キーノートスピーチはMike Pacielloだ。90年ごろからCSUNの常連である。まだ、アクセシビリティという言葉すら一般的でなかった頃から、ここに参加していた。その中で、おそらく最初にWebアクセシビリティのコンセプトを固め、それを普及させるために地道な取り組みを続けていた人である。アクセシブルなWebサイト構築のためのハンズオンワークショップを毎年やっていた。いわばWebアクセシビリティの父である。WCAGの基準作成にも大きく貢献している。彼は最初に、504条の成立に深くかかわったJudy Heumannが数日前に亡くなったことに触れていた。
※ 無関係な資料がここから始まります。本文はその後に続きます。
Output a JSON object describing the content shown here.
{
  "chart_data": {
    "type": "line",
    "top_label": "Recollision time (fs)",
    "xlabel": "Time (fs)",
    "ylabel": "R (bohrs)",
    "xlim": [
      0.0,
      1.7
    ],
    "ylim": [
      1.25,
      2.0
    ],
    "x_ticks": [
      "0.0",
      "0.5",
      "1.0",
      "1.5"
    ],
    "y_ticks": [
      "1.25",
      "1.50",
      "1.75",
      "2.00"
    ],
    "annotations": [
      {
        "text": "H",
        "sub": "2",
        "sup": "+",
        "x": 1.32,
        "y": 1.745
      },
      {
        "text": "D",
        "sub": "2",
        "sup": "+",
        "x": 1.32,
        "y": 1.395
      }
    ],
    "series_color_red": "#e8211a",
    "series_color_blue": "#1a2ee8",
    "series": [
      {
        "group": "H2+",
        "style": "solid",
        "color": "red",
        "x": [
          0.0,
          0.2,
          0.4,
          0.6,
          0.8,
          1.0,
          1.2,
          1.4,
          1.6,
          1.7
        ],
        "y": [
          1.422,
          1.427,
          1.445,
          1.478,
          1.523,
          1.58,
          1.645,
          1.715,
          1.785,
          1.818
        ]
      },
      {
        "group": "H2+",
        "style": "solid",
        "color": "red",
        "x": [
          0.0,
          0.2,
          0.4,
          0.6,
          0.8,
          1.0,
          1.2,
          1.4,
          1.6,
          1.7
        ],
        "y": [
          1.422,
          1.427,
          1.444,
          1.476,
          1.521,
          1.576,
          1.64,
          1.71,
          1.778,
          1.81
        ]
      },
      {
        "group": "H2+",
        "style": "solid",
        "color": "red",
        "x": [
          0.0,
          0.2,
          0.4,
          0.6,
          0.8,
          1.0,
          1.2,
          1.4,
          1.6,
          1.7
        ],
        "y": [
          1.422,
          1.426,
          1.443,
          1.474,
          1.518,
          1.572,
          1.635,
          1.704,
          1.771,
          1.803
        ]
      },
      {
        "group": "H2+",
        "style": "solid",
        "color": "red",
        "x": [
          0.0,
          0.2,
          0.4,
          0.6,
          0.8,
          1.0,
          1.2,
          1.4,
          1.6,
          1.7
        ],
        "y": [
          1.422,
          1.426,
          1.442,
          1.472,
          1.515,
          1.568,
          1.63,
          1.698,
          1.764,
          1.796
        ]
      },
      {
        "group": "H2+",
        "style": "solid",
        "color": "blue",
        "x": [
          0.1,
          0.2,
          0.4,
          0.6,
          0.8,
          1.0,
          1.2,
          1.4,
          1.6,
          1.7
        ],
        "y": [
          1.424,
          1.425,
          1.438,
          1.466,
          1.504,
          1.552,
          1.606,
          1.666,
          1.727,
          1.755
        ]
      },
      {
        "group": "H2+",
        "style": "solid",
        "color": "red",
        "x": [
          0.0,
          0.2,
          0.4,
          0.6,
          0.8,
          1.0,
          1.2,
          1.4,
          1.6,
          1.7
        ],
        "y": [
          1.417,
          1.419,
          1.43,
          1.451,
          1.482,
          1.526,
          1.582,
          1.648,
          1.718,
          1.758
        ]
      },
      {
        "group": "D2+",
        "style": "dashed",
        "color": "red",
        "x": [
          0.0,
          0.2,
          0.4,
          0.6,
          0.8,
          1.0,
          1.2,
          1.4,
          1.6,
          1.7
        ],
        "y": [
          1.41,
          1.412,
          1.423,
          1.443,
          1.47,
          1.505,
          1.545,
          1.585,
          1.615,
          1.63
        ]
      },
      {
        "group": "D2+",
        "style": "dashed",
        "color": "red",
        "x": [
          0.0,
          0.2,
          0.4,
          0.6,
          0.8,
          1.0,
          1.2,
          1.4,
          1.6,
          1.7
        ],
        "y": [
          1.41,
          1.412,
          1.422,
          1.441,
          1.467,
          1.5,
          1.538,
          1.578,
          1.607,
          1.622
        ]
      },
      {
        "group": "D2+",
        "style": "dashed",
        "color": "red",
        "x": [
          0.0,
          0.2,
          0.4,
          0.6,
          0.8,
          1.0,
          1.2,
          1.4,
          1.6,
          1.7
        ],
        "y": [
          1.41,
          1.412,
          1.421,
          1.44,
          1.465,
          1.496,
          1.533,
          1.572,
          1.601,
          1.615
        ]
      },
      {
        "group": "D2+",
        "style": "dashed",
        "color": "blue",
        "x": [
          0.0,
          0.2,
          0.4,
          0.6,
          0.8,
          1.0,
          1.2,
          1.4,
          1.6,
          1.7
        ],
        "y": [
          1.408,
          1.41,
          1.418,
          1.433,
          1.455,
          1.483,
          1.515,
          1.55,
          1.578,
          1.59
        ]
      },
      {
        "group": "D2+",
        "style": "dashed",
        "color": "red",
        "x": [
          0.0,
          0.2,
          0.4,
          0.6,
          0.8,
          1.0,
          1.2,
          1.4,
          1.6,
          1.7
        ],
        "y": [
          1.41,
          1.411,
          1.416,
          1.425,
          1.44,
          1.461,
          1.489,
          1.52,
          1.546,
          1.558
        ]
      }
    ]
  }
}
ジャスティン・ダートなどと共に、ADAの成立に大きく貢献した人として語られていた。この分野の人間にとっては、アクセシビリティの母を失ったような気がしても不思議ではない。

Judy Heumann が亡くなったことに触れる


彼の話は、Webだけでなく、デジタルアクセシビリティ全般に及んでいた。いまやモバイルアプリや、情報キオスクなど、さまざまな分野のデジタル機器の全てがUDでなくてはならない環境になったのだから、視野が広がるのは当然である。
また、国際標準も含め、各国でアクセシビリティを進めてきたことも語っていた。世界を回って各国の政府や企業にアクセシビリティやユニバーサルデザインの重要性を説いてきたのである。
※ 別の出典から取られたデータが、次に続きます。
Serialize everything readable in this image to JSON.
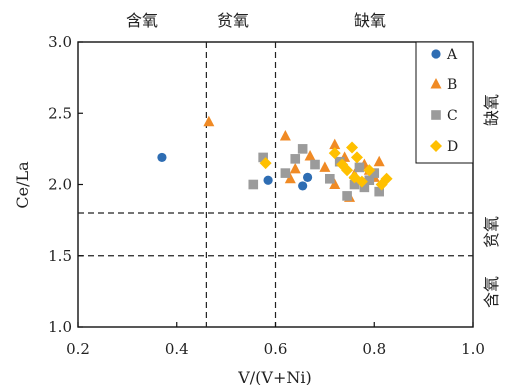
{
  "chart_data": {
    "type": "scatter",
    "xlabel": "V/(V+Ni)",
    "ylabel": "Ce/La",
    "xlim": [
      0.2,
      1.0
    ],
    "ylim": [
      1.0,
      3.0
    ],
    "xticks": [
      "0.2",
      "0.4",
      "0.6",
      "0.8",
      "1.0"
    ],
    "yticks": [
      "1.0",
      "1.5",
      "2.0",
      "2.5",
      "3.0"
    ],
    "grid": false,
    "legend_position": "top-right",
    "vertical_dividers": [
      0.46,
      0.6
    ],
    "horizontal_dividers": [
      1.5,
      1.8
    ],
    "top_zone_labels": [
      "含氧",
      "贫氧",
      "缺氧"
    ],
    "right_zone_labels": [
      "缺氧",
      "贫氧",
      "含氧"
    ],
    "series": [
      {
        "name": "A",
        "marker": "circle",
        "color": "#2e6db3",
        "points": [
          [
            0.37,
            2.19
          ],
          [
            0.585,
            2.03
          ],
          [
            0.655,
            1.99
          ],
          [
            0.665,
            2.05
          ]
        ]
      },
      {
        "name": "B",
        "marker": "triangle",
        "color": "#f08a24",
        "points": [
          [
            0.465,
            2.44
          ],
          [
            0.62,
            2.34
          ],
          [
            0.63,
            2.04
          ],
          [
            0.64,
            2.11
          ],
          [
            0.67,
            2.2
          ],
          [
            0.7,
            2.12
          ],
          [
            0.72,
            2.28
          ],
          [
            0.74,
            2.19
          ],
          [
            0.75,
            1.91
          ],
          [
            0.76,
            2.07
          ],
          [
            0.78,
            2.14
          ],
          [
            0.8,
            2.05
          ],
          [
            0.81,
            2.16
          ],
          [
            0.72,
            2.0
          ],
          [
            0.79,
            2.1
          ]
        ]
      },
      {
        "name": "C",
        "marker": "square",
        "color": "#9b9b9b",
        "points": [
          [
            0.555,
            2.0
          ],
          [
            0.575,
            2.19
          ],
          [
            0.62,
            2.08
          ],
          [
            0.64,
            2.18
          ],
          [
            0.655,
            2.25
          ],
          [
            0.68,
            2.14
          ],
          [
            0.71,
            2.04
          ],
          [
            0.73,
            2.16
          ],
          [
            0.745,
            1.92
          ],
          [
            0.76,
            2.0
          ],
          [
            0.78,
            1.98
          ],
          [
            0.79,
            2.03
          ],
          [
            0.8,
            2.08
          ],
          [
            0.81,
            1.95
          ],
          [
            0.77,
            2.12
          ]
        ]
      },
      {
        "name": "D",
        "marker": "diamond",
        "color": "#ffc000",
        "points": [
          [
            0.58,
            2.15
          ],
          [
            0.72,
            2.22
          ],
          [
            0.735,
            2.14
          ],
          [
            0.755,
            2.26
          ],
          [
            0.765,
            2.19
          ],
          [
            0.775,
            2.02
          ],
          [
            0.79,
            2.1
          ],
          [
            0.815,
            2.0
          ],
          [
            0.825,
            2.04
          ],
          [
            0.745,
            2.1
          ],
          [
            0.76,
            2.05
          ]
        ]
      }
    ]
  }
}
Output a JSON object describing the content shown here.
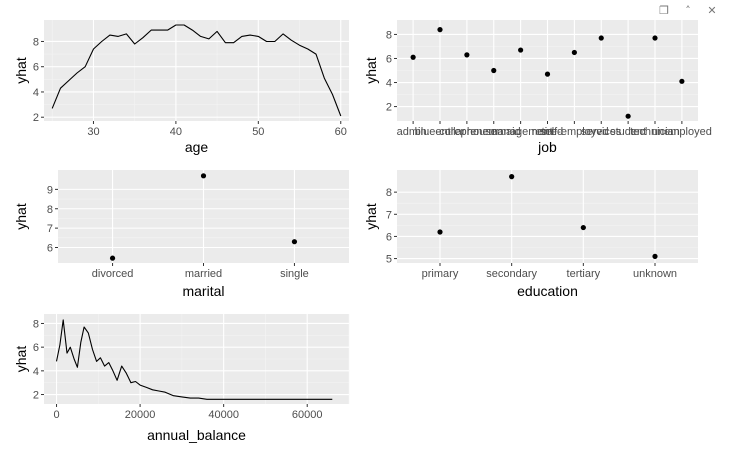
{
  "toolbar": {
    "buttons": [
      {
        "name": "copy-icon",
        "glyph": "❐"
      },
      {
        "name": "collapse-icon",
        "glyph": "˄"
      },
      {
        "name": "close-icon",
        "glyph": "✕"
      }
    ]
  },
  "colors": {
    "panel": "#ebebeb",
    "grid_major": "#ffffff",
    "grid_minor": "#f4f4f4",
    "mark": "#000000",
    "tick_text": "#4d4d4d"
  },
  "chart_data": [
    {
      "id": "age",
      "type": "line",
      "xlabel": "age",
      "ylabel": "yhat",
      "xlim": [
        24,
        61
      ],
      "ylim": [
        1.7,
        9.7
      ],
      "xticks": [
        30,
        40,
        50,
        60
      ],
      "yticks": [
        2,
        4,
        6,
        8
      ],
      "x": [
        25,
        26,
        27,
        28,
        29,
        30,
        31,
        32,
        33,
        34,
        35,
        36,
        37,
        38,
        39,
        40,
        41,
        42,
        43,
        44,
        45,
        46,
        47,
        48,
        49,
        50,
        51,
        52,
        53,
        54,
        55,
        56,
        57,
        58,
        59,
        60
      ],
      "y": [
        2.7,
        4.3,
        4.9,
        5.5,
        6.0,
        7.4,
        8.0,
        8.5,
        8.4,
        8.6,
        7.8,
        8.3,
        8.9,
        8.9,
        8.9,
        9.3,
        9.3,
        8.9,
        8.4,
        8.2,
        8.8,
        7.9,
        7.9,
        8.4,
        8.5,
        8.4,
        8.0,
        8.0,
        8.6,
        8.1,
        7.7,
        7.4,
        7.0,
        5.1,
        3.8,
        2.1
      ]
    },
    {
      "id": "job",
      "type": "scatter",
      "xlabel": "job",
      "ylabel": "yhat",
      "ylim": [
        0.8,
        9.2
      ],
      "yticks": [
        2,
        4,
        6,
        8
      ],
      "categories": [
        "admin.",
        "blue-collar",
        "entrepreneur",
        "housemaid",
        "management",
        "retired",
        "self-employed",
        "services",
        "student",
        "technician",
        "unemployed"
      ],
      "tick_labels": [
        "admin.",
        "blue-collar",
        "entrepreneur",
        "housemaid",
        "management",
        "retired",
        "self-employed",
        "services",
        "student",
        "technician",
        "unemployed"
      ],
      "values": [
        6.1,
        8.4,
        6.3,
        5.0,
        6.7,
        4.7,
        6.5,
        7.7,
        1.2,
        7.7,
        4.1
      ]
    },
    {
      "id": "marital",
      "type": "scatter",
      "xlabel": "marital",
      "ylabel": "yhat",
      "ylim": [
        5.2,
        10.0
      ],
      "yticks": [
        6,
        7,
        8,
        9
      ],
      "categories": [
        "divorced",
        "married",
        "single"
      ],
      "tick_labels": [
        "divorced",
        "married",
        "single"
      ],
      "values": [
        5.45,
        9.7,
        6.3
      ]
    },
    {
      "id": "education",
      "type": "scatter",
      "xlabel": "education",
      "ylabel": "yhat",
      "ylim": [
        4.8,
        9.0
      ],
      "yticks": [
        5,
        6,
        7,
        8
      ],
      "categories": [
        "primary",
        "secondary",
        "tertiary",
        "unknown"
      ],
      "tick_labels": [
        "primary",
        "secondary",
        "tertiary",
        "unknown"
      ],
      "values": [
        6.2,
        8.7,
        6.4,
        5.1
      ]
    },
    {
      "id": "annual_balance",
      "type": "line",
      "xlabel": "annual_balance",
      "ylabel": "yhat",
      "xlim": [
        -3000,
        70000
      ],
      "ylim": [
        1.2,
        8.8
      ],
      "xticks": [
        0,
        20000,
        40000,
        60000
      ],
      "xtick_labels": [
        "0",
        "20000",
        "40000",
        "60000"
      ],
      "yticks": [
        2,
        4,
        6,
        8
      ],
      "x": [
        0,
        800,
        1600,
        2500,
        3300,
        4200,
        5000,
        5800,
        6600,
        7600,
        8600,
        9600,
        10500,
        11500,
        12500,
        13500,
        14500,
        15600,
        16700,
        17800,
        18900,
        20000,
        21500,
        23000,
        24500,
        26000,
        28000,
        30000,
        32000,
        34000,
        36000,
        40000,
        45000,
        50000,
        55000,
        60000,
        66000
      ],
      "y": [
        4.8,
        6.2,
        8.3,
        5.5,
        6.0,
        5.0,
        4.3,
        6.4,
        7.7,
        7.2,
        5.8,
        4.8,
        5.1,
        4.4,
        4.7,
        4.0,
        3.2,
        4.4,
        3.8,
        3.0,
        3.1,
        2.8,
        2.6,
        2.4,
        2.3,
        2.2,
        1.9,
        1.8,
        1.7,
        1.7,
        1.6,
        1.6,
        1.6,
        1.6,
        1.6,
        1.6,
        1.6
      ]
    }
  ]
}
Mikeが日本に初めて来たときのエピソードは笑えた。まだ日本にはアクセシビリティという言葉がなかった頃だ。で、そのときに、担当者はCommon Sense(常識)と訳したらしい。これはなかなか秀逸な話である。ま、私としては、ユニバーサルデザインを「前提」と訳したいところなのだが。彼は何度も日本に来てくれた。そうやって、日本にもWebアクセシビリティを根付かせてくれたのだ。有難いことだ。内閣府から各省庁へWebアクセシビリティについては、通達が出せるようになったのだから。ただ、その他のICTアクセシビリティが全く動いていないことを考えると、ちょっと残念ではあるが。。(思い出せば、このころ、外務省が障害者権利条約の第9条アクセシビリティを、「利用のし易さ」と訳し、ユーザビリティとの概念とバッティングしてHCD関係者を大いに悩ませたこともあったなあ)
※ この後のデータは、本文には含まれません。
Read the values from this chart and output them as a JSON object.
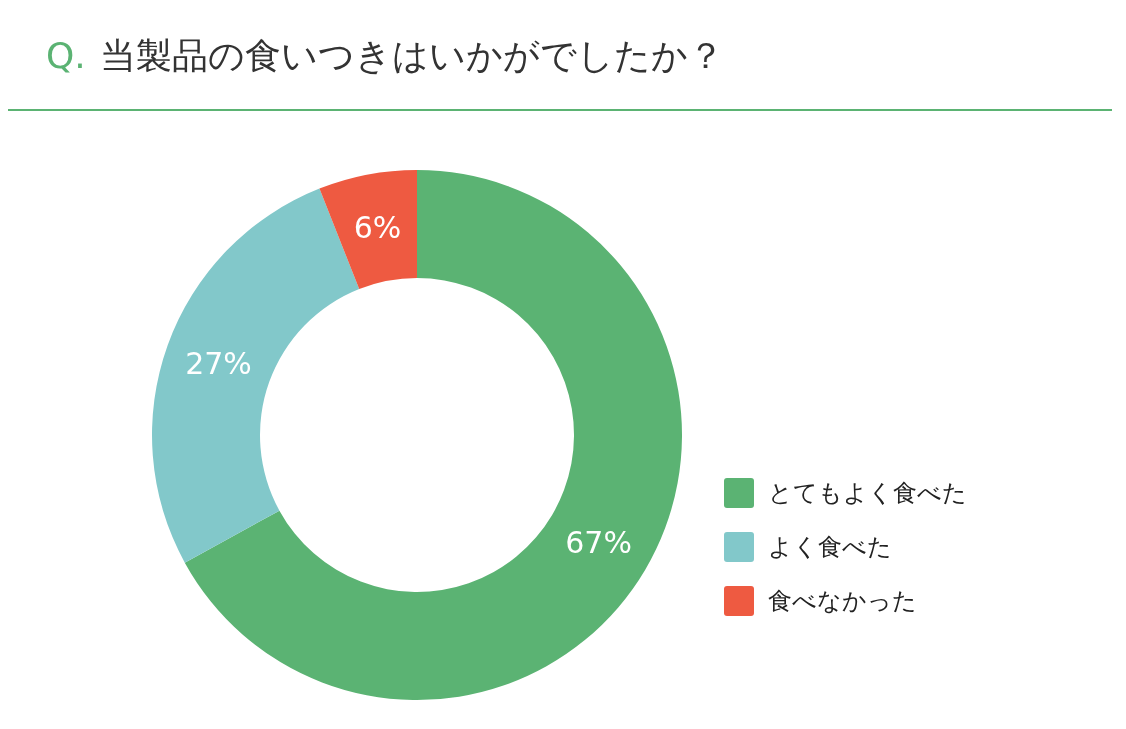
{
  "chart_data": {
    "type": "donut",
    "title": "Q. 当製品の食いつきはいかがでしたか？",
    "categories": [
      "とてもよく食べた",
      "よく食べた",
      "食べなかった"
    ],
    "values": [
      67,
      27,
      6
    ],
    "colors": [
      "#5bb373",
      "#82c8ca",
      "#ee5a41"
    ],
    "value_labels": [
      "67%",
      "27%",
      "6%"
    ],
    "legend": "right"
  }
}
彼のセリフの中で、印象に残った言葉がある。「全人的で、インクルーシブで、ユニバーサルなアクセシビリティを、広範に求めてきた。」これこそが、彼の人生そのものだろう。また、この前にもキングスカレッジの学長だったArthur Burns の言葉も紹介していた。「あなたの情熱を見つけ、あなたのキャリアをそれで包んでいこう」Mikeのアクセシビリティに対する情熱は、このCSUNで見つかり、それが彼の人生の全てになったのだ。アクセシビリティやユニバーサルデザインを世界に広めてきた情熱の源が、ここにあったのだろう。ま、それはHarry もGreggも同じではあるが。

全人的な、インクルーシブな、UDとアクセシビリティへの挑戦

今回は、ずっとGreggの隣でMikeの話を聞いていた。彼自身も、数年前はこのキーノートを務めたことがある。Gregg、Harry、Mike、そして今回はもう会えていないけど、WGBHのLarry Goldbergなど、世界のアクセシビリティやユニバーサルデザインを牽引してきた人々の顔が浮かぶ。この人たちの人生も、Judyと同様に、いつか物語になるのかもしれない。UDやアクセシビリティの歴史そのものになるだろう。